Segura made the All-Star team as the Brewers’ starting shortstop in 2013 but his production dipped after that. Part of that slide came after a scary incident in April 2014 when teammate Ryan Braun inadvertently hit Segura in the head while taking practice swings in the dugout.
A gash near Segura’s eye required stitches, and he said Friday that the incident almost ended his career.
“It was difficult,” Segura said. “The doctor told me, ‘You’re lucky. If it was a little bit deeper, you shouldn’t play baseball anymore.’ … So I thank God for the opportunity to be able to play baseball again.”
But being hit in the head was nothing compared to the tragedy that followed. On July 11, 2014, Segura found out his 9-month-old son Janniel had fallen ill and died suddenly in the Dominican. Segura returned to baseball after a week of grieving. He said there were “so many problems team-wise, personal-wise. I was a completely different kind of player.”
“My first year, I make my first All-Star game, a lot of people want me,” Segura added. “The last couple years, I was dealing with family problems … and nobody wanted me around.”
The Brewers traded Segura to the Diamondbacks in 2016. Along the way, Segura reached out through a mutual friend to Cano. Segura said he texted Cano: “Hey, Robbie, can you help me? Can I work with you?”
“He said, ‘Yeah, no problem, come hang out and we’ll work out together,'” Segura recalled.
He said Cano’s advice was about life as well as baseball.
Cano wasn’t the only person Segura took offseason advice from. He worked with a hitting coach about lowering his hands at the plate before the 2016 season with Arizona, and while the results were “horrendous” at first, he kept working at it. At the end of the year, Segura led the National League in hits, posting a .319 batting average, with 33 stolen bases, 20 home runs and 64 RBIs.

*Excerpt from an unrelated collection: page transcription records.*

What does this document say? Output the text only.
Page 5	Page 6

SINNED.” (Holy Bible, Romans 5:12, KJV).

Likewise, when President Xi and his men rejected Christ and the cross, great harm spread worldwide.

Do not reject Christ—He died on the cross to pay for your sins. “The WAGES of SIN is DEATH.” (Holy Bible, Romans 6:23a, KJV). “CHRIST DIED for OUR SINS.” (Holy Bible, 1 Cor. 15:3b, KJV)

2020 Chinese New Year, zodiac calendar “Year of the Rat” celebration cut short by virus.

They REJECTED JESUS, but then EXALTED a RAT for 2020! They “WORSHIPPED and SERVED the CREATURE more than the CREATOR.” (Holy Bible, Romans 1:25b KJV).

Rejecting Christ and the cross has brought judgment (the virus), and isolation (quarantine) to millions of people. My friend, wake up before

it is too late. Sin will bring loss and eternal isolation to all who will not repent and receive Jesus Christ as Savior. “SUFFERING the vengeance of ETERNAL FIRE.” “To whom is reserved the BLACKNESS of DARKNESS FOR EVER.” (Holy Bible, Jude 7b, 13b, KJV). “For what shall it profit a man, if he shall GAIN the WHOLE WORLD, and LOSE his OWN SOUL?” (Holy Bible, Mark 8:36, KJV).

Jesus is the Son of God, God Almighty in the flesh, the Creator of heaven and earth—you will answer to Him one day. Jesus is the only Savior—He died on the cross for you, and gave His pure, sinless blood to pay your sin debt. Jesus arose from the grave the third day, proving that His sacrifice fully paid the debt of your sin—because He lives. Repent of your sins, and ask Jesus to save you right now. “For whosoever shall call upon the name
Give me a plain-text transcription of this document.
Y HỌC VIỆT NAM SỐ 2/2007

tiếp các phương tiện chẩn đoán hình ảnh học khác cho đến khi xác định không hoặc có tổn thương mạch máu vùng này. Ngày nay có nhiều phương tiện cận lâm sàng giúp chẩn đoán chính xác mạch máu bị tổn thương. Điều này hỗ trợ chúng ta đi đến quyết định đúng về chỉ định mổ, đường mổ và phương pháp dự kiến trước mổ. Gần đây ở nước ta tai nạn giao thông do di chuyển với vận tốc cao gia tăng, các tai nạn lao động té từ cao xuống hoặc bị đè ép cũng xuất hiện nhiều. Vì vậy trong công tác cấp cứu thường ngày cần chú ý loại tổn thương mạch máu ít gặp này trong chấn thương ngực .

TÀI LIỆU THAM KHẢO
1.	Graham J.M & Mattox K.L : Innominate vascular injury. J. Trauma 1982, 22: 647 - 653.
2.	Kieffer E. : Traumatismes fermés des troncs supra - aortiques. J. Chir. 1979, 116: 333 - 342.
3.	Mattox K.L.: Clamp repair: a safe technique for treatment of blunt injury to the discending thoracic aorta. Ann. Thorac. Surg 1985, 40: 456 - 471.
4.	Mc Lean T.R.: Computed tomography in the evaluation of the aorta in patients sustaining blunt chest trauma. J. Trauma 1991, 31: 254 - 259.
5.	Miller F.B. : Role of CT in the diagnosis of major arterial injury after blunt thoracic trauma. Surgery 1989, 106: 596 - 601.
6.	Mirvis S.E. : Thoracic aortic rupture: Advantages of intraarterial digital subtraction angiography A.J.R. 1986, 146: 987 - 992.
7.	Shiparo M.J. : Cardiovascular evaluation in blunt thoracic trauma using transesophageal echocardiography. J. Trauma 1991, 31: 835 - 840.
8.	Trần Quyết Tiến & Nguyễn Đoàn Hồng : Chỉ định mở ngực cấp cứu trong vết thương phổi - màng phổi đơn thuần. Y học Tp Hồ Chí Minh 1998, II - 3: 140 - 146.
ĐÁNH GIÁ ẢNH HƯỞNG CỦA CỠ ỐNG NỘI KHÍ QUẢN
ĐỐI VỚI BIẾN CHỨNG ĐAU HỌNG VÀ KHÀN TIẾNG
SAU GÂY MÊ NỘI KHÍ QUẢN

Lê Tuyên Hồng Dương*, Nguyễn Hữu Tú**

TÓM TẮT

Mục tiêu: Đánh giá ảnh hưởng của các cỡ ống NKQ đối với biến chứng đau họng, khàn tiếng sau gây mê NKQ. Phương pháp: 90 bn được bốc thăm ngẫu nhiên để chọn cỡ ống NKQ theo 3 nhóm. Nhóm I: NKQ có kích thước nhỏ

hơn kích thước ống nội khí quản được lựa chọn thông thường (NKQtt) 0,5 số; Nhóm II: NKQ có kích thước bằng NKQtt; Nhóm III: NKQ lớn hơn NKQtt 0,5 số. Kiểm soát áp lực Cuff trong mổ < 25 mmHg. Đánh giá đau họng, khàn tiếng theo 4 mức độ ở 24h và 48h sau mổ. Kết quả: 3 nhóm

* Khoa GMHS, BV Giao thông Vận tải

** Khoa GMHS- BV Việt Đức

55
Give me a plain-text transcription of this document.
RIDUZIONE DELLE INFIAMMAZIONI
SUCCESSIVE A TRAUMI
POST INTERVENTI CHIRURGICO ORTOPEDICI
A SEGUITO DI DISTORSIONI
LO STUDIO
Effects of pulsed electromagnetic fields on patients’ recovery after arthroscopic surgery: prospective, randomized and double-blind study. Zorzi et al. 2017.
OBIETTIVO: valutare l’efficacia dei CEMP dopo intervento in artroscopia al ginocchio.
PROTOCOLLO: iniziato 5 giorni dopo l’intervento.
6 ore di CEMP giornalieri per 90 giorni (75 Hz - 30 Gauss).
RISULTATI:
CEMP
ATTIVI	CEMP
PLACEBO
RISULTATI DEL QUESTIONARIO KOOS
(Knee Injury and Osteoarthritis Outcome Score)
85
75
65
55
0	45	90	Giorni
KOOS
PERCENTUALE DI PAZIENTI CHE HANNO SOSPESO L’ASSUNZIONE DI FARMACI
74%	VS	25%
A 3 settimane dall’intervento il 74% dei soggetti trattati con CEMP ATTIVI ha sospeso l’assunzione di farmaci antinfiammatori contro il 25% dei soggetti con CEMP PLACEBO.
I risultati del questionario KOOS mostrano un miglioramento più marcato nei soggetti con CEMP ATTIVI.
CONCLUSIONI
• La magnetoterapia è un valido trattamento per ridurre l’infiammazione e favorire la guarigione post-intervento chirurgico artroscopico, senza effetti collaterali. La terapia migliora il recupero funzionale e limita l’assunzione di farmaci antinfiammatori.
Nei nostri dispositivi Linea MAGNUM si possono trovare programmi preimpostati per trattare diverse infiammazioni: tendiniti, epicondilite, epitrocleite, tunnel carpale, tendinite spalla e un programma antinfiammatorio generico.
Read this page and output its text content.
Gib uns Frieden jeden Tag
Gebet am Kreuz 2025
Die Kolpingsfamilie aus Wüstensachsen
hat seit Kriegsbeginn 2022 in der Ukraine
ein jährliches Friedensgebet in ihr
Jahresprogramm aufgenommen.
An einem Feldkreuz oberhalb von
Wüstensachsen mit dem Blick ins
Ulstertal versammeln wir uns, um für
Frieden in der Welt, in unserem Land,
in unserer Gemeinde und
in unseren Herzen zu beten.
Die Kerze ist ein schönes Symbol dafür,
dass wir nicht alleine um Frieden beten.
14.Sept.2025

Despite spending 12 days on the disabled list with a hamstring injury, Segura has continued his stellar production in his first season with the Mariners. He has a .368/.409/.617 slash line in 94 plate appearances with three home runs and five stolen bases.
Segura said he has enjoyed the city and teammates – and even likes hitting in notoriously pitcher-friendly Safeco Field.
“I like those gappers. It’s big enough to get to second base and third base,” Segura said. “… If you’re a strong guy, hit your homers. If you’re a guy who has to get on base, get on base. I’m one of those guys that I don’t look too much to hit homers. If I hit it, fine, (I’m) happy. If (I don’t) … I just try to (make) some solid contact, get on base and score some runs, steal some bases.”
Segura said he has also transformed from a guy who used to break his bat and throw his helmet during struggles to keeping a more even-keeled approach to the game. It’s just another thing he learned from Cano, who is well-known for his always-cool personality.
“He’s a professional baseball player,” Segura said. “He’s a professional man, too.”